How I Reverse-Engineered a Reverse ETL Tool and Wrote the Docs Nobody Had

#python #tutorial #opensource #datascience

drt is an open-source reverse ETL tool. Five destination connectors existed. No guide for building new ones. No documentation beyond the source code.

This post walks through the process of reverse-engineering the connector architecture, shipping five new connectors, and writing the official tutorial that got merged.

The approach

Start with the source, not the README. The actual implementation files tell you what the maintainers intended.

drt/destinations/base.py defines the Destination Protocol with one method:

class Destination(Protocol):
    def load(
        self,
        records: list[dict[str, Any]],
        config: DestinationConfig,
        sync_options: SyncOptions,
    ) -> SyncResult:
        ...

That is the entire interface. One method. Takes records, config, and options. Returns success/failure counts. Every destination - Slack, PostgreSQL, REST API, Discord - implements this same method.

Mapping the architecture

I traced the full flow by reading backwards from the CLI:

CLI (_get_destination) -> isinstance check -> Destination.load()
                                                    |
                                            Config model (Pydantic)
                                            with type: Literal["xxx"]
                                                    |
                                            DestinationConfig union
                                            (discriminated by type field)

Four files. That is it. To add a new destination, you touch four files:

Config model in drt/config/models.py - a Pydantic BaseModel with type: Literal["your_type"]
Destination class in drt/destinations/your_dest.py - implements load()
CLI registration in drt/cli/main.py - one isinstance branch
Tests in tests/unit/test_your_dest.py

No plugin registry. No entry points. No dynamic discovery. Just a Pydantic discriminated union and an isinstance chain. Simple enough that I could hold the whole architecture in my head.

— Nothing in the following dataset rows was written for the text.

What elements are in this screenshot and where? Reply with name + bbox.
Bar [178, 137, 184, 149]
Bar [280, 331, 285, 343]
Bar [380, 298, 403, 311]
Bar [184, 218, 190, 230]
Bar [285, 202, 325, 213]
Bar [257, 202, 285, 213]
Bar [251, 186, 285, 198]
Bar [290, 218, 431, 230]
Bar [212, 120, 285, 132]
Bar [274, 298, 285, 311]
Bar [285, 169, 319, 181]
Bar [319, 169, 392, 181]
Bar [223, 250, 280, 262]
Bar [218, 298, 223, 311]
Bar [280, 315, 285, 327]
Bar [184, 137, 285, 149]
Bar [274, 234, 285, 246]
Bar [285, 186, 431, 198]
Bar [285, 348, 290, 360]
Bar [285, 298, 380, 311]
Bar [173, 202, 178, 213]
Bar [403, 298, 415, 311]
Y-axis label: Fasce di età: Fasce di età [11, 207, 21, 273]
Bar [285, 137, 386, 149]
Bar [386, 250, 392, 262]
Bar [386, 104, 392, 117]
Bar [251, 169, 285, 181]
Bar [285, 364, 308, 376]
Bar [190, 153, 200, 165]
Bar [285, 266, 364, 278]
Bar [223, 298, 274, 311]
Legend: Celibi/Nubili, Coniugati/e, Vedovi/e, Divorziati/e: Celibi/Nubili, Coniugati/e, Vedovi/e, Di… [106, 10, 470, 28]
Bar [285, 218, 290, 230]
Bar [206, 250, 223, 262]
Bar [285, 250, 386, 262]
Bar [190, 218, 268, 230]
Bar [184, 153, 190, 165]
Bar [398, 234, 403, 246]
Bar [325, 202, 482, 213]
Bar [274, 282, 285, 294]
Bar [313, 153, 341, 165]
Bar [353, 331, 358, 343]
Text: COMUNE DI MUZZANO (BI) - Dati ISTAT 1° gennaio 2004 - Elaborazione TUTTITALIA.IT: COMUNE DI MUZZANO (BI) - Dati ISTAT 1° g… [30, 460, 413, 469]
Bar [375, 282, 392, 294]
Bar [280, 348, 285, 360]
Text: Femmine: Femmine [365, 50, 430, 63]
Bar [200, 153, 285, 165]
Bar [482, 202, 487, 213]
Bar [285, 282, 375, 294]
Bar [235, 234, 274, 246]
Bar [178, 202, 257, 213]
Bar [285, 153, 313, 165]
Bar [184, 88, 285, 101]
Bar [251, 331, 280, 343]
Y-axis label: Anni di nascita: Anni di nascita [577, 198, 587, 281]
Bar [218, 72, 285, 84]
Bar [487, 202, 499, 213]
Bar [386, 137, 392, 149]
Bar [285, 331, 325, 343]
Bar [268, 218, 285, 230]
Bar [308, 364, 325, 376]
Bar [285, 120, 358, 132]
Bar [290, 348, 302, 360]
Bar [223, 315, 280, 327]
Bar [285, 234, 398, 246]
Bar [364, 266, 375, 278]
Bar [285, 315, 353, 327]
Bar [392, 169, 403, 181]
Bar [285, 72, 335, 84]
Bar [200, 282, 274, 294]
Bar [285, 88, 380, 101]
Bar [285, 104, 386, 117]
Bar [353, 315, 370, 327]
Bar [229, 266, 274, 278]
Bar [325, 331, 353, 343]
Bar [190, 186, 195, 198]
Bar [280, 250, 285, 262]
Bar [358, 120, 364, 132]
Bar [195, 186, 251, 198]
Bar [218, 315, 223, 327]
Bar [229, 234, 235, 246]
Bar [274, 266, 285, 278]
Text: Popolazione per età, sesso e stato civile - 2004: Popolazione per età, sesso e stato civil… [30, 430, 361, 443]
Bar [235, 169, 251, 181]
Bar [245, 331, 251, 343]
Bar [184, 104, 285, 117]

Five connectors from one pattern

Once the pattern is clear, building connectors becomes repetitive:

ClickHouse - database destination with batch inserts
Snowflake - cloud warehouse with snowflake-connector-python
Parquet - file-based output for data lake patterns
Teams - Microsoft Teams webhook notifications
CSV/JSON - simple file export

Each one followed the same pattern:

Config model with destination-specific fields
load() method iterating records with RowError on failure
resolve_env() for secrets (never hardcode credentials)
RateLimiter + with_retry() for HTTP destinations
try/finally for database connection cleanup
Respect on_error: "fail" returns early, "skip" continues

All five connectors were merged into the main branch.

Writing the tutorial nobody had

After five connectors, the pattern was clear. But the next contributor should not have to read five implementations to learn it. So the obvious next step was to write the guide.

PR: drt-hub/drt#332 - merged.

The tutorial walks through building a fictional Webhook destination step by step:

Config model with Pydantic validators
Destination class with the full load() implementation
CLI registration (one line)
Tests using pytest-httpserver for HTTP destinations or unittest.mock for databases

I included a checklist at the end - 14 items that every connector should satisfy. Things like "uses resolve_env() for secrets" and "respects on_error setting" and "builds RowError on per-row failures."

Lessons on reverse engineering open source

Start with the interface, not the implementation. base.py told me everything I needed to know about the contract. The implementations were just variations on the theme.
Read the CLI entry point. _get_destination() showed me exactly how destinations are discovered and instantiated. No magic, no reflection, just isinstance checks.
The config layer is the key. Pydantic discriminated unions with type: Literal["xxx"] meant the YAML config drives everything. Understanding the config model meant understanding the whole system.
Test patterns are documentation. The existing tests showed me what the maintainers considered important: success path, error-skip, error-fail, missing credentials, connection cleanup.
Write the docs you wish existed. Five implementations is enough context to write the guide. The next person should not have to repeat the journey.